Le détroit d'Ormuz perturbé, la production industrielle japonaise en baisse

JAKARTA - Le conflit au Moyen-Orient commence à se faire sentir dans les usines japonaises. La production industrielle japonaise en mars a baissé de 0,5 % par rapport au mois précédent, principalement en raison de l’interruption des approvisionnements en produits chimiques.

Selon Kyodo News, jeudi 30 avril, les chiffres du gouvernement japonais publiés jeudi ont montré que cette baisse a eu lieu après que la production de février avait elle-même baisé de 2,0 % sur la base de la révision la plus récente.

Le ministère japonais de l’Economie, du Commerce et de l’Industrie a maintenu son évaluation de base. La production industrielle est toujours « fluctuante sans direction claire ».

La pression la plus forte vient du secteur des produits chimiques inorganiques et organiques. Ce secteur a reculé de 8,6% en raison de la baisse de la production de polyéthylène, de caoutchouc synthétique et d'éthylène.

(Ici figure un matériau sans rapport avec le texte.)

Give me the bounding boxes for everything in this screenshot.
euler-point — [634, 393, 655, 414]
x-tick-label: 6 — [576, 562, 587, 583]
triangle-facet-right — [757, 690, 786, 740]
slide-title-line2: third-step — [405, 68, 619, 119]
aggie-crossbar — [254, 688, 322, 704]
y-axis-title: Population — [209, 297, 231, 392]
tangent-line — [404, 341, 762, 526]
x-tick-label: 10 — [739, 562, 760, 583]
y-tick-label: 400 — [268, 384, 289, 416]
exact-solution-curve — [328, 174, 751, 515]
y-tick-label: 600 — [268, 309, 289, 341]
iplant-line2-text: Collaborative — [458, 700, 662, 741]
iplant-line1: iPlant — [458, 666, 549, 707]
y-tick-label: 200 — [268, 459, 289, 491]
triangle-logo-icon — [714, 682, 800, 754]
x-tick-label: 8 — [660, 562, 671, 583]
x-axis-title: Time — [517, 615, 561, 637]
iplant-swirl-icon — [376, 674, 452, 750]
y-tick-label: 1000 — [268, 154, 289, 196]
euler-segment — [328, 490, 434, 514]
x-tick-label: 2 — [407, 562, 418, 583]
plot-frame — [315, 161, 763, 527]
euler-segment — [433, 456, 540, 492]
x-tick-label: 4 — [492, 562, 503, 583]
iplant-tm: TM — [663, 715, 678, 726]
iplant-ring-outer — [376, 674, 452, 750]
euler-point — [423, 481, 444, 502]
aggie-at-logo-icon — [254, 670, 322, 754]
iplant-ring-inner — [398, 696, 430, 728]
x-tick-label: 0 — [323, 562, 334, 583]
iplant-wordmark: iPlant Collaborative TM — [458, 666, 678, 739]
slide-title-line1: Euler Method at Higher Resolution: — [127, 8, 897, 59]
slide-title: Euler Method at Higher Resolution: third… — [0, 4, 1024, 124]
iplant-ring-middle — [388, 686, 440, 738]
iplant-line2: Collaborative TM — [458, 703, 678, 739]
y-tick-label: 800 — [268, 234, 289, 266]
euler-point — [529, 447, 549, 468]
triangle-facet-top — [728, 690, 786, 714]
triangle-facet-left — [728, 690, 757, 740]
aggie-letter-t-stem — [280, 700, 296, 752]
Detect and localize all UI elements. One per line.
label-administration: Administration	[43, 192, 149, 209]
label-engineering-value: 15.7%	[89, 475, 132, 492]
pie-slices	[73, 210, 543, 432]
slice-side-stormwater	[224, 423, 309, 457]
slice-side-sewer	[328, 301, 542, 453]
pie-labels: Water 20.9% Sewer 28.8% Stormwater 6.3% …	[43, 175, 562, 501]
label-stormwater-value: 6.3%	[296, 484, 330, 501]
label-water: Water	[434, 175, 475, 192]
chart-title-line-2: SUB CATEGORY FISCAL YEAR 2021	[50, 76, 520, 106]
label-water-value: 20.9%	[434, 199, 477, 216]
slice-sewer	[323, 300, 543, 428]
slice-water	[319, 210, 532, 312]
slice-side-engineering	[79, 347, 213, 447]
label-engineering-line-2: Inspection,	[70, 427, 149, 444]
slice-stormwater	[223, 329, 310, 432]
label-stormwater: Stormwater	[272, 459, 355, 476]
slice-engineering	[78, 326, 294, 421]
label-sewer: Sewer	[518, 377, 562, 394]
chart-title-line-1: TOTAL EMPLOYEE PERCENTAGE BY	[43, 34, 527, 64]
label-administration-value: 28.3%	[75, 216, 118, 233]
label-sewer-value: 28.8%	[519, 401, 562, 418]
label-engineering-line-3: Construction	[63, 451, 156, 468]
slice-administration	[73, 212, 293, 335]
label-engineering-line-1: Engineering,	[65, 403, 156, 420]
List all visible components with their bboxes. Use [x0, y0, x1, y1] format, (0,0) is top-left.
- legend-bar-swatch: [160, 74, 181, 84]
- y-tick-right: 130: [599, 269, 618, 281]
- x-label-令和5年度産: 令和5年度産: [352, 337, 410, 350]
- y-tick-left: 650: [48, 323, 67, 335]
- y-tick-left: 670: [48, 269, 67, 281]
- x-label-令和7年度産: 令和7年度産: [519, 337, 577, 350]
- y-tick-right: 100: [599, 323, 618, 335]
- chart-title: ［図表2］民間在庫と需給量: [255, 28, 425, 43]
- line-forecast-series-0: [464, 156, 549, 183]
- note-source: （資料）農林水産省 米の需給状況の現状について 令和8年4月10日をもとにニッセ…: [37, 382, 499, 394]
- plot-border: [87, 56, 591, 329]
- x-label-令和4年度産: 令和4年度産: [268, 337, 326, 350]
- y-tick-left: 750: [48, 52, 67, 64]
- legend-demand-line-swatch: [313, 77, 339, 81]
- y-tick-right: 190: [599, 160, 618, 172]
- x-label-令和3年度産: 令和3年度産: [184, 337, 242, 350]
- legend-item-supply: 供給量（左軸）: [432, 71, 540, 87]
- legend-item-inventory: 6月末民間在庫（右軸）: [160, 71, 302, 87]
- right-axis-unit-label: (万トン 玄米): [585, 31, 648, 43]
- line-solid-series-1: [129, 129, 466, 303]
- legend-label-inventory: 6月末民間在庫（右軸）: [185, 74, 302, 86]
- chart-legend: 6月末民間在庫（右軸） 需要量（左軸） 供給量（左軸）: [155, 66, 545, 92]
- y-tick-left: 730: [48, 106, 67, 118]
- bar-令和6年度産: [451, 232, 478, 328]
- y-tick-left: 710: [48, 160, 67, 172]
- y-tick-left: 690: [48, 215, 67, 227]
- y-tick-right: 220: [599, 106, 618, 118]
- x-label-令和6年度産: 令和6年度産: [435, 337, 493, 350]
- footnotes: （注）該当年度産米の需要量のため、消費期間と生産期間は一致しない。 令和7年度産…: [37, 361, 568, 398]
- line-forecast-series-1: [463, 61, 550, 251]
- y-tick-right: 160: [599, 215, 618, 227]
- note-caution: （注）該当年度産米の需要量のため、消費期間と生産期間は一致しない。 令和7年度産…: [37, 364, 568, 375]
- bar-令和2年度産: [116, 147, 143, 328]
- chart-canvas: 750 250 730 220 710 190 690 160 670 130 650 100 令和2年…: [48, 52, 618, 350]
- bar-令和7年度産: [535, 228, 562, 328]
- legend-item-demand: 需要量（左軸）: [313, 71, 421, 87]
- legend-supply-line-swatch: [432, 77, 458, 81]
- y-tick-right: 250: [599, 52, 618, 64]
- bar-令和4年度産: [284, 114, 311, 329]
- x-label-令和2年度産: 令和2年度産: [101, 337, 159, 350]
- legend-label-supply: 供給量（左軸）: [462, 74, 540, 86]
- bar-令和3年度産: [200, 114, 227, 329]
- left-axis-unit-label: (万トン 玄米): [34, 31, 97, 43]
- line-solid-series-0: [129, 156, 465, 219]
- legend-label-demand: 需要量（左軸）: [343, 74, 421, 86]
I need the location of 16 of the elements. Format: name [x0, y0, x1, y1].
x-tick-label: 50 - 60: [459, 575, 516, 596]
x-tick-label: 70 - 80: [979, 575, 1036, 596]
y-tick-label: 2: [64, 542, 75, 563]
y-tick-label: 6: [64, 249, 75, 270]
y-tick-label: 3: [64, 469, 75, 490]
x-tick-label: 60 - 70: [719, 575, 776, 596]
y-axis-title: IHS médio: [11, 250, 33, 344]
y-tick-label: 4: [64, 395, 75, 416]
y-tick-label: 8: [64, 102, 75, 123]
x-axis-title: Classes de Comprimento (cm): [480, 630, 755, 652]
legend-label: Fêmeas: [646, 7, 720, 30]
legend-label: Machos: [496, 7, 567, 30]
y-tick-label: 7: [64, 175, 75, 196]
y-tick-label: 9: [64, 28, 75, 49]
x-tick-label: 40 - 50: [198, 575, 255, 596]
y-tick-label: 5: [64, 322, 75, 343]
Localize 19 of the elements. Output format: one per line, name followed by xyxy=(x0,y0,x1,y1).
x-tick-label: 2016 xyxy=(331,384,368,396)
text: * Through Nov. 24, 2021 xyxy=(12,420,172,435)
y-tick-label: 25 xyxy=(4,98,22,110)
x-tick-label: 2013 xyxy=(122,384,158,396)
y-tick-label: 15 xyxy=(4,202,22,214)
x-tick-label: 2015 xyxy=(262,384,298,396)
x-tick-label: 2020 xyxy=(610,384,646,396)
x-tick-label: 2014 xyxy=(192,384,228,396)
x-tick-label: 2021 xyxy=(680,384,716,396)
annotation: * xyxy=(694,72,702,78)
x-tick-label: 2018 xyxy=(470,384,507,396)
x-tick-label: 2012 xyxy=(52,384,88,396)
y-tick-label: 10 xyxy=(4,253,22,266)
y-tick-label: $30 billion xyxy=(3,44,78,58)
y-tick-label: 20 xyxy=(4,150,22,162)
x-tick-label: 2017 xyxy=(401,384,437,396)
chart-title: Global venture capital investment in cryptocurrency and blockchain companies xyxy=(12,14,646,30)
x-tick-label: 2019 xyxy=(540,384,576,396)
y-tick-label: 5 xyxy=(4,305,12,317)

Le problème est en partie dû à l'approvisionnement en nafta. Cette substance est essentielle pour la fabrication de produits chimiques utilisés dans le plastique jusqu'à l'approvisionnement en produits médicaux importants. Son approvisionnement a été perturbé lorsque le détroit d'Ormuz a été effectivement fermé à la suite de l'attaque américaine-israélienne contre l'Iran le 28 février.

Les responsables du ministère ont également mentionné que les inspections régulières des fours de rectification de la naphta ont également entravé la production d'éthylène. La capacité de production domestique a chuté de près de 40% en mars.

Cependant, le gouvernement japonais ne considère pas cette perturbation comme une crise d’approvisionnement. « En utilisant les stocks, les livraisons de produits pétrochimiques principaux n’ont pas varié par rapport au niveau de l’an dernier, et le niveau d’approvisionnement est toujours maintenu », a déclaré le responsable.

La production de produits pétroliers et de charbon, y compris l’essence, le gazole et le naphta, a également baissé de 7,7%. Cependant, les responsables japonais ont déclaré que la baisse était plus due à des « techniques » saisonnières que directement à la crise du Moyen-Orient.

Le secteur automobile a également baissé légèrement en raison de la baisse des exportations. Les données commerciales précédentes ont montré que les envois de voitures japonaises vers la région du Moyen-Orient avaient diminué.

Cela dit, le ministere n’a pas mentionné que l’industrie japonaise est globalement faible. « Nous ne voyons pas une baisse globale de la production industrielle après que la moyenne du trimestre de janvier à mars a enregistré une hausse et les plans de production des fabricants montrent que l’indice va augmenter en avril et mai », a déclaré le ministere.

L’indice de production des usines et des mines japonaises a été ajusté saisonni-quement à 101,9, sur une base de 2020 de 100.

Sur la base d’un sondage auprès des producteurs, la production devrait augmenter de 2,1% en avril et de 2,2% en mai.

Cependant, l’espace d’optimisme n’est pas large. Les économistes prévoient que les données d’avril montreront plus clairement l’impact du conflit au Moyen-Orient. Le détroit d’Ormuz est toujours effectivement fermé. Les problèmes d’approvisionnement en pétrole brut, de naphta et d’engrais ne sont pas encore résolus. Certains producteurs ont même été contraints de cesser de recevoir des commandes.

Le gouvernement japonais a déclaré que l’approvisionnement en brut pourrait toujours être assuré par les réserves nationales et les sources alternatives. Cependant, Takeshi Minami, chef économiste du Norinchukin Research Institute, a alerté Kyodo News sur les « pressions de baisse significatives » sur l’activité de production si la navigation par le canal n’avait pas rétabli pleinement.

Au cours de l’exercice 2025, la production industrielle japonaise a baissé de 0,2% à 101,2. C’est la quatrième baisse consécutive. Selon les responsables gouvernementaux, l’une des pressions vient des tarifs plus élevés imposés par le président américain Donald Trump.